Tuesday, 1 June 2021

The Maidens by Alex Michaelides - Reviewed by Adam Colclough

 


W&N (10 Jun. 2021) £14.99 Hbk
 
Still grief stricken over the loss of her husband Mariana Andros is drawn back to Cambridge, where they met as undergraduates, when a friend of her niece is murdered. 

This is the first in a series of killings, the victims are all members of ‘the Maidens’, a group of students drawn into the orbit of charismatic academic Edward Fosca. As the murders continue and the police run out of leads Mariana becomes ever more convinced that Fosca is a killer and that her niece could be his next victim.
 
There is something pleasingly old school, possibly even golden age, about this second novel from the author of the hugely successful The Silent Patient. For all its location among the bicycles and dreaming spires of Cambridge and use of clues hidden in quotes from Greek tragedies Michaelides has delivered a very modern tale of suspense and psychological torment.
 
He is all too aware that the most dangerous secrets are the ones we keep from ourselves. A truth that the golden age writers towards whom Michaelides makes a discreet nod would have been either unaware of or would have thought wasn’t really cricket.
 
In line with this he gives Mariana a back story that might be nudging her perceptions of events towards paranoia and makes for an abundance of suspenseful situations. He is aided in this by the atmosphere of a Cambridge college, with its arcane ceremonies and endless dimly lit passages, the latter all the better for someone to, maybe, stalk his protagonist along.
 
This is a solid follow up to a successful debut from a writer who knows how to twist the piano wires of his readers nerves.

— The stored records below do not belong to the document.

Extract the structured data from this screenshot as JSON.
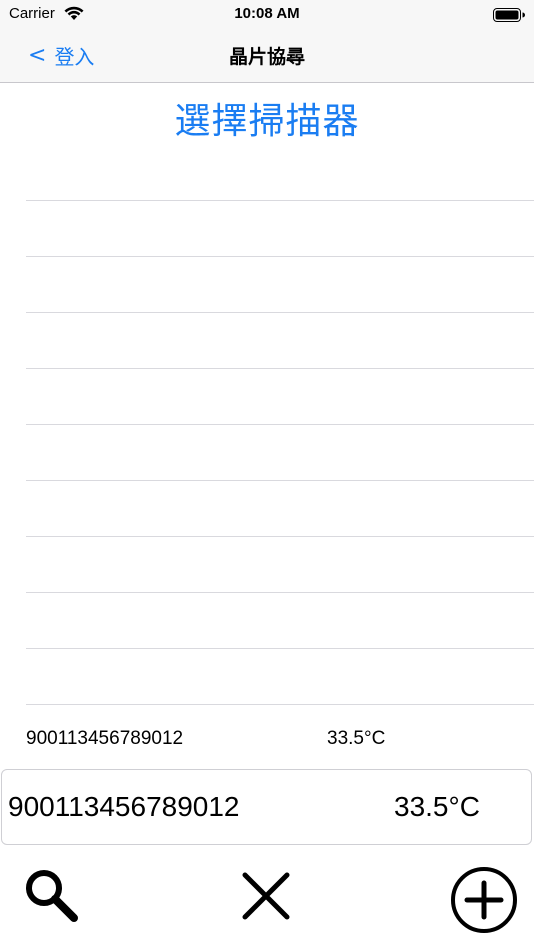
{
  "status_bar": {
    "carrier": "Carrier",
    "time": "10:08 AM"
  },
  "nav": {
    "back_label": "登入",
    "title": "晶片協尋"
  },
  "scanner": {
    "select_label": "選擇掃描器",
    "rows": [
      "",
      "",
      "",
      "",
      "",
      "",
      "",
      "",
      "",
      ""
    ]
  },
  "list_summary": {
    "chip_id": "900113456789012",
    "temperature": "33.5°C"
  },
  "reading": {
    "chip_id": "900113456789012",
    "temperature": "33.5°C"
  },
  "toolbar": {
    "search_icon": "search-icon",
    "clear_icon": "close-icon",
    "add_icon": "add-circle-icon"
  },
  "colors": {
    "accent": "#1a7df2",
    "bar_background": "#f7f7f7",
    "separator": "#d9d9de"
  }
}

Alex Michaelides was born and raised in Cyprus. He has a MA in English Literature from Trinity College, Cambridge University, and a MA in Screenwriting from the American Film Institute in Los Angeles. The Silent Patient was his first novel. It spent over a year on the New York Times bestseller list and sold in a record-breaking 49 countries. He lives in London.

Adam Colclough lives and works in the West Midlands, he writes regularly for a number of websites, one day he will get round to writing a book for someone else to review.